The Secret Ingredient Every Newsworthy Story Needs

You just launched a product your company has been planning for the past year, and you can’t understand why Fast Company hasn’t covered the launch. Perhaps they missed out on a good story, despite the PR team’s relentless and creative pitching. Or maybe the “story” was best suited for the internal newsletter.  

So, how do you know which one it is? What are the makings of a media-worthy story?

Think like a reader, not a proud parent

First, step back and move outside the role of company champion. Spend some time reading the media outlet before pitching it to better understand what they look for in a story. What makes their stories compelling? Likely they’re timely, insightful, maybe offer a bit of intrigue. 

“Why is having our story published important to us?” is not the central question. The one you need to ask is, “Why would anyone else care?”

Spoiler alert: Because we do it better than others is never a good reason. Subjectivity is rarely a pillar on which to build a story.

Keep in mind you’re not alone. Journalists are strapped for time and they receive dozens of story ideas each week. There are lots of great organizations doing interesting work. Important work. They’re improving existing solutions to age-old problems, merging with other organizations to scale, raising capital, and chipping away at real issues. That all matters. But not every event will secure media attention for your organization.  

To do that, you have to go deeper.  And sometimes wider.

The best stories center on a problem, not the solution

The story you pitch might have a better chance of landing if you’re not the only character in it. Have a story arc that shines a powerful light on the issue and then the novel solution to fix it. Too often, companies want coverage of their product without some of the elements that make it a story worth reading. Reporters are interested in the layers:

  • Why’s this problem so tough to solve? And how does it impact my audience?
  • Why hasn’t anyone solved it?
  • What are the problems that stand in the way of success, and how do you plan on conquering them?

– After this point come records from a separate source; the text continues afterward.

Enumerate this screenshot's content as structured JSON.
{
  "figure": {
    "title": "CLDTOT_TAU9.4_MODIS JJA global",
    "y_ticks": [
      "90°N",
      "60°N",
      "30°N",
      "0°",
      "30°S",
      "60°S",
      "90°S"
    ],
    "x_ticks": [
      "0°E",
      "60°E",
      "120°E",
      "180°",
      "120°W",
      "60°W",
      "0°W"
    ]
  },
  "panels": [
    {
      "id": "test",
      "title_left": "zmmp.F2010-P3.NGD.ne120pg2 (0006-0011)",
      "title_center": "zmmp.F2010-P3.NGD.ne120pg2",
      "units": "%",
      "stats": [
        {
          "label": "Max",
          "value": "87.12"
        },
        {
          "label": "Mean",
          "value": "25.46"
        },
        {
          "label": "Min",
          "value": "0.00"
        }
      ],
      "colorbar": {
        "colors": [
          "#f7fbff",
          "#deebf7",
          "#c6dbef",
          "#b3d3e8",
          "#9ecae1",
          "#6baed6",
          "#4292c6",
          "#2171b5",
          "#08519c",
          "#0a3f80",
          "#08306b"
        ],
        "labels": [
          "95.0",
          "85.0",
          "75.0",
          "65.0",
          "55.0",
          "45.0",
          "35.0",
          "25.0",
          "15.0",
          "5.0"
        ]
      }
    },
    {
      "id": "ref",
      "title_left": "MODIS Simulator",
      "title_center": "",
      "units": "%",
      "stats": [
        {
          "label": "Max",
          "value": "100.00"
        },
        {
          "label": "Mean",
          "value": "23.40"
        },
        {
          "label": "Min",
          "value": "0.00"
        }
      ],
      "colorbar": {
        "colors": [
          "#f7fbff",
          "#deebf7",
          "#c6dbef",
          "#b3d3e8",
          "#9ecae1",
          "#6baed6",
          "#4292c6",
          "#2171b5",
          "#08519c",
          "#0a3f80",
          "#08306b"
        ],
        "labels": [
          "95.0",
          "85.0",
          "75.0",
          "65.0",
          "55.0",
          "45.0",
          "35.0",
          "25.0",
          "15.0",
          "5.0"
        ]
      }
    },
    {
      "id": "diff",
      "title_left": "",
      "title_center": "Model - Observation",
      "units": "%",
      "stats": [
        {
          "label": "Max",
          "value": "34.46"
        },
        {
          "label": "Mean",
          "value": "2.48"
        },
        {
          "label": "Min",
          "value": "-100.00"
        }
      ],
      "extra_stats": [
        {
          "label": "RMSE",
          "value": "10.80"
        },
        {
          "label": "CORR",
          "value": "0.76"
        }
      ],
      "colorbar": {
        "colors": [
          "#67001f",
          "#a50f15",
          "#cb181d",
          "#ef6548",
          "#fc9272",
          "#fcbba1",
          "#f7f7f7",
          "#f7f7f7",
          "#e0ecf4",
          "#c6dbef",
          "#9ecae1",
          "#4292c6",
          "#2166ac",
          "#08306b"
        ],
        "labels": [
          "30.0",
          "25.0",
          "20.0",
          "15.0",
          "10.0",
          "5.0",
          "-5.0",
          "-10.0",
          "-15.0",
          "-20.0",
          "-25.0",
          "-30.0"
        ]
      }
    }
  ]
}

Being open to talk about the challenges you face as a company doesn’t weaken your story. Or your company. It strengthens them. It signals credibility and gives journalists room to do their job. They need to be stimulated, have their curiosity piqued, and they need to know they’re not being spun. The MuckRack State of Journalism survey tells us that 86% of journalists reject a story because it’s irrelevant to their audience and 71% say no because the pitch was too self-promotional. So, remember, it’s not about you: it’s about the audience and the problem at their doorstep.

Find the tension

The secret ingredient in any legitimate news story is a level of conflict. Without any tension, you have a feature that may interest the industry trade but not the Wall Street Journal

Tension can take different shapes: a problem that refuses to be solved, a market not behaving as expected, an industry assumption challenged, or a company that has to confront the limits of its own model. What matters – and prompts interest from journalists – is that something is at stake and unresolved.

Reporters answer to their editors and readers who expect them to present a full picture. In addition to a properly framed context, complexity and discomfort somewhere in the piece can help them get there. Tension lets a reporter explore both promise and limitation.

When companies want to pitch the story without those elements, they’re baking bread without yeast. It’s not going to work. Coverage becomes shallow or doesn’t happen at all. When they embrace it, stories gain depth, credibility, and staying power.

Ultimately, media attention isn’t about perfection. It is about significance. Which almost always comes from the friction between ambition and reality.